With bit.ly specifically, add a "+" at the end of the url to see what it points to. It also shows you some stats like creation date and number of clicks over time.

https://bit.ly/19y8wyr+

I also didn't know about that, so thanks. But - how on Earth was I to know? How are all my non-tech friends to figure it out?
> But - how on Earth was I to know?

from a Don Norman design-of-everyday-things perspective the design is completely non-discoverable https://en.wikipedia.org/wiki/Affordance#As_perceived_action...

What does that matter? Once they've clicked they'll see the URL in the location bar
It's useful to know the domain of the link before you click because some people might not want to navigate to unknown sites at work, or at least don't want to navigate to certain sites at work (Facebook, Instagram, YouTube, pornhub, etc, etc.)
It also works for goo.gl links. [0]

Also note that a ".info" suffix might sometimes be easier to type. [1][2]

Too bad most URL shorteners don't support them. :(

[0]: http://goo.gl/vulnz+

[1]: https://bitly.com/19y8wyr.info

[2]: http://goo.gl/vulnz.info

Fun fact: Google is shutting down their shortener.

https://developers.googleblog.com/2018/03/transitioning-goog...

This is an awesome thing I will never remember to use.
TIL. Thank you.
Once the link shortening service knows it's a scam they can redirect you to a "saved you from being scammed" page.

(although evidence of this happening in practice hasn't crossed my radar, but it's probably because I just don't click those links in the first place)

You don't need a link shortening service for that. The website and API can just start changing the URL it includes in the tweet if it determines the original URL is a scam.
They can redirect you anywhere. They can also rewrite anything in the URL, like add affiliate IDs or whatever. I'm sure some of them do that, because why not.
> The whole point of link shortening on a social network is to improve security and reduce abuse.
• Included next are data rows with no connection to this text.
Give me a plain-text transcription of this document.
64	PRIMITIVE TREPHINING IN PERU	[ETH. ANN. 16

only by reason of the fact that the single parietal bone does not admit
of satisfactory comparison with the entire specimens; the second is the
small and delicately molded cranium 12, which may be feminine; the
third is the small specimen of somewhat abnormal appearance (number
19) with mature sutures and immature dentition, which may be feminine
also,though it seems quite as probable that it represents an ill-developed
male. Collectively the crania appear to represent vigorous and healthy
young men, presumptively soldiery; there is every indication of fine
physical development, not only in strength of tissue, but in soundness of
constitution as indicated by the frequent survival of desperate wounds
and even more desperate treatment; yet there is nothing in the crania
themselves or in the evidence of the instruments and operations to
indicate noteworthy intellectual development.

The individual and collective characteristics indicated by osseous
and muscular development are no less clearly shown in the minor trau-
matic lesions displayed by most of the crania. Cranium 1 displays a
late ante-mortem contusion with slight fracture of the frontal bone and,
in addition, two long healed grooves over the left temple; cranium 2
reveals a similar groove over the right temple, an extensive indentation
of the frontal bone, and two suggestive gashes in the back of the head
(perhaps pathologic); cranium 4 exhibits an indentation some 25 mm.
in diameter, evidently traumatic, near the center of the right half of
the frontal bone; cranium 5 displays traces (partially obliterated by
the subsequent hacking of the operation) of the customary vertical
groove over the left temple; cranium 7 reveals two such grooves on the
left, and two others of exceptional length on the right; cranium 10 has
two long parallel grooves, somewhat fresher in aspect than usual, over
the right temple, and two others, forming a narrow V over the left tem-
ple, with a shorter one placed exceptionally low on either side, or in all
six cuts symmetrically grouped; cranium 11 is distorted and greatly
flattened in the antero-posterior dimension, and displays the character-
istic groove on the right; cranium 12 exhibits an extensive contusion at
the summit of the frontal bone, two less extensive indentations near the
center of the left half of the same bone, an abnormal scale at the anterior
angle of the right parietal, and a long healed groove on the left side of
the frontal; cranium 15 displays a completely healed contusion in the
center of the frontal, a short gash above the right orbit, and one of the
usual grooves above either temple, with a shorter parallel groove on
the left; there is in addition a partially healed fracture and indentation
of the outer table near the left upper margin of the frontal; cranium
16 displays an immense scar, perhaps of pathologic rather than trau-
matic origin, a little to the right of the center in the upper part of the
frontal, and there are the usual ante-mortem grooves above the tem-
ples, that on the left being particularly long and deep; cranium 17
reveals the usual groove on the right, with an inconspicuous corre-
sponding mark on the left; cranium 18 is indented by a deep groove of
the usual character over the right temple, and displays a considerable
How does link shortening do that?

See this great post by Matt Jones (from FB antispam/security team) about Facebook's link shortener https://www.facebook.com/notes/facebook-security/link-shim-p...
That's a decent point about email, but there is nothing they're doing on the website that couldn't be done without a link shortener. And even within the context of email it doesn't really make sense, because email clients can just do the same thing without rewriting the URL.
How would you show an interstitial without rewriting the url?
Every time a link is clicked, send an event to the server with the URL so that it can be tracked. If the URL is already known to be malicious when the page is generated, either don't include the URL or use javascript to intercept the click event and display the interstitial. If links need to be checked for validity at the moment the user clicks them, then just wait for the 200 response and do the same thing, the performance would be identical either way.
onclick handler and event.preventDefault
I'd like to read this but I have facebook blackholed and refuse to change that. Do you have another link?
TL;DR: clicking on their shortener can trigger just-in-time malware scan; they can retroactively block links already sent to people; they can strip away the Referer; they can inject their own analytics.
That sounds like the same authoritarian justification for hiding URLs in browsers and such --- "we'll tell you if it's safe, you don't need to know"...
It's not like you can't see the original URL and manually skip the redirect if you wanted to. It's just that most users won't do that which limits the ROI of spam and phishing campaigns.
Link shortening makes it easier to brute force.

Shortened links become trackable by a third-party (less secure), obfuscate the real URL (less secure), and can be brute forced easier: https://www.schneier.com/blog/archives/2016/04/security_risk...

The point of link shortening was to allow links within the constraint of 140 characters.